“Dar certo na vida” pode ser um inferno

Como a pressão por felicidade e sucesso pode causar infelicidade e fracasso

* Por Frederico Mattos, psicólogo

O amigo que esta graduando (ou pós-graduando) comenta com o outro.

-Tá foda, baita correria, não tenho tempo para nada, só estudando e trabalhando e tentando equilibrar os pratos. Sabe como é que é, matando um leão por dia, essa porra toda tem que dar certo.

Que asfixia, se isso parece ao término de qualquer graduação ou progresso marcante seria lindo, mas não para.
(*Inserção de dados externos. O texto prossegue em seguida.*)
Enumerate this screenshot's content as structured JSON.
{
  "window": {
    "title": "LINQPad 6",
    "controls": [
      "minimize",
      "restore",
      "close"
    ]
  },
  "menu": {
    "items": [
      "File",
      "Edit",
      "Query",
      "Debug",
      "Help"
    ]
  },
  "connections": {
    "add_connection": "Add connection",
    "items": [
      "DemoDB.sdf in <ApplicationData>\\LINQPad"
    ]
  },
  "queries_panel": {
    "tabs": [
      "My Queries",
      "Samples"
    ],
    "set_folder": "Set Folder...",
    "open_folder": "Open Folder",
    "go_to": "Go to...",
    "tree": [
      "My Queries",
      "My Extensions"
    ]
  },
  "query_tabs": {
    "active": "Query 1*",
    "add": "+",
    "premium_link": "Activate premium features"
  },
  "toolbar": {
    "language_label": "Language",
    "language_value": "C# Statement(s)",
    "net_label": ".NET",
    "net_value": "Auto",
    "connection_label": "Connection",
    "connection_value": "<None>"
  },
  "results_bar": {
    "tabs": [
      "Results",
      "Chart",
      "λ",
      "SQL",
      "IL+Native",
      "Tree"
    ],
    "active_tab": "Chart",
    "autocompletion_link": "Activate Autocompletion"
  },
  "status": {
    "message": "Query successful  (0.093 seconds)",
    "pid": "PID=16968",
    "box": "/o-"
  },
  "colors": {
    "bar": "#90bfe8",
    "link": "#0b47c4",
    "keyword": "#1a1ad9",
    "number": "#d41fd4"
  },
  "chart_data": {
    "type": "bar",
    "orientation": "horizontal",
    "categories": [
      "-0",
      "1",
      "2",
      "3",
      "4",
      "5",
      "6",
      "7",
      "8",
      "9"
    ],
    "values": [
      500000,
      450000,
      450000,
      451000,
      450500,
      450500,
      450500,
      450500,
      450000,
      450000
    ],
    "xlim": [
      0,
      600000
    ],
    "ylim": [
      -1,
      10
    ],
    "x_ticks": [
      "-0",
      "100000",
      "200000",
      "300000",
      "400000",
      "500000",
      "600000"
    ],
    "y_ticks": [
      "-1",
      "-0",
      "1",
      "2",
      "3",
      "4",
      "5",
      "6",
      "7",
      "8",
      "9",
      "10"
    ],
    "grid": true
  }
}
Depois é o emprego, o relacionamento amoroso, a barriga, a casa, a dívida da casa, nunca dá certo.

Não importa o quanto a pessoa se descabele a sensação de dívida consigo mesmo fica gritando nervosamente antes de dormir, então a pessoa não dorme, rola na cama pensando em como seria finalmente, mas finalmente mesmo chegar do outro lado do rio que ela inventou para si mesma.

Nada contra metas, desafio e crescimento, mas tudo contra insatisfação crônica. E é exatamente esse jeito torto de pisar na estrada do progresso que causa as dores emocionais que carregamos sem o saber.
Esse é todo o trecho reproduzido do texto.